Pelemahan surat utang hari ini disebabkan minat investor asing yang mengkhawatirkan beberapa kondisi ekonomi global. Beberapa kondisi tersebut adalah krisis peso Argentina serta potensi kenaikan suku bunga acuan Amerika Serikat yaitu the Fed Fund Rate (FFR), yang akan dinaikkan lebih banyak daripada prediksi.

 
Yield Obligasi Negara Acuan 31 Aug 2018
SeriBenchmarkYield 30 Aug 2018 (%) Yield 31 Aug 2018 (%)Selisih (basis poin)
FR00635 tahun7.7657.94217.70
FR006410 tahun7.9678.113.30
FR006515 tahun8.1068.24814.20
FR007520 tahun8.458.59714.70
Sumber: Reuters 

Faktor lain adalah sentimen negatif dari perang dagang yang dikobarkan Paman Trump, kali ini babak lanjutan dengan China dalam episode lanjutan tentang rencana penerapan bea masuk US$ 200 miliar mulai pekan depan.

Karena guncangan itu, investor global cenderung menghindari instrumen-instrumen investasi lebih berisiko sehingga mengalihkannya ke instrumen investasi yang dinilai lebih aman (safe haven instrument) seperti dolar.
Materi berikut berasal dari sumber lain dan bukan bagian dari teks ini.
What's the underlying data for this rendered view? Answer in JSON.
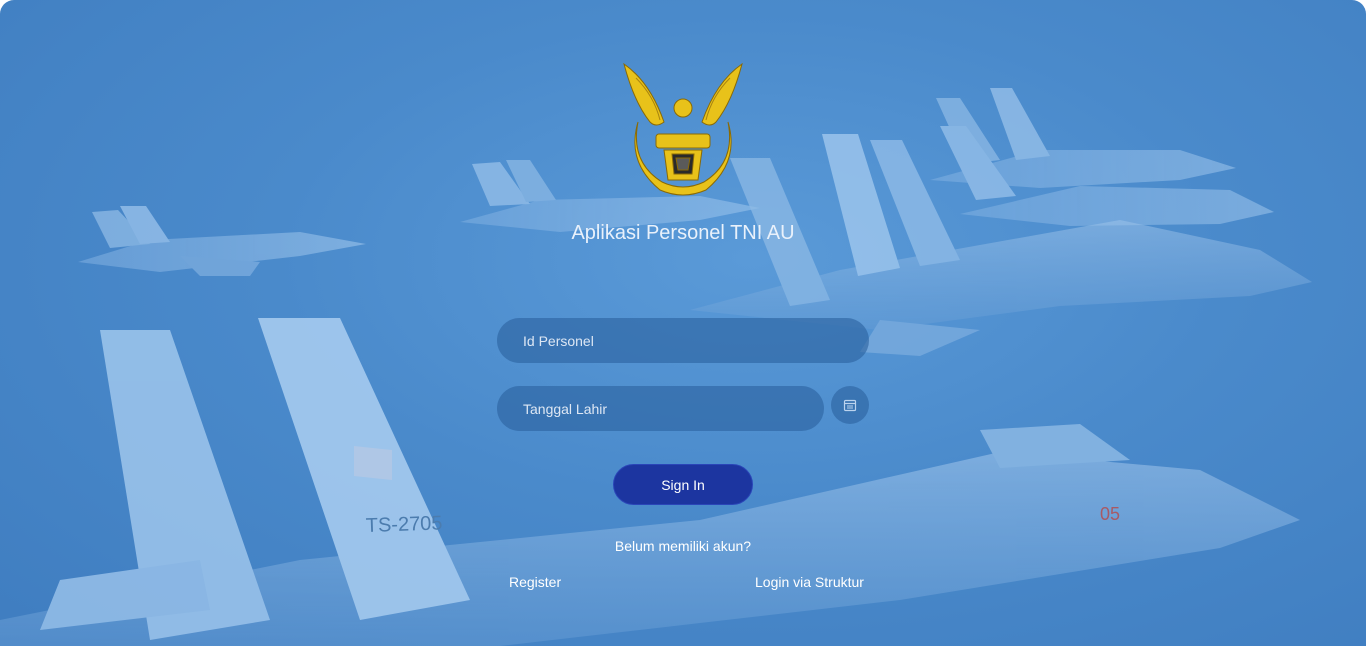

Masuknya aliran dana global ke dolar AS juga akan berdampak pada instrumen lain yang justru memiliki risiko lebih besar (riskier asset) seperti investasi di negara berkembang karena ada risiko selisih (spread) nilai investasi dalam mata uang lokal dengan dolar AS.

Setiap penguatan dolar AS akan membuat selisih (spread) antara kedua instrumen semakin tipis dan investor global harus melepas kepemilikannya jika tidak ingin merugi karena selisih mata uang tadi.

Mata uang terlemah di Asia seperti rupee, rupiah, dan peso Filipina diprediksi akan mengalami tekanan terbesar, menurut Robert Carnell, kepala ekonom kepala penelitian untuk Asia Pasifik, dari ING, dalam sebuah catatan yang dirilis pada Jumat pagi.

Dia memprediksi kondisi tersebut akan memperkuat alasan bagi Bank Indonesia dan bank sentral Filipina untuk menindaklanjutinya dengan kenaikan suku bunga tambahan yang diramalkan akan dinaikkan sebelum akhir tahun.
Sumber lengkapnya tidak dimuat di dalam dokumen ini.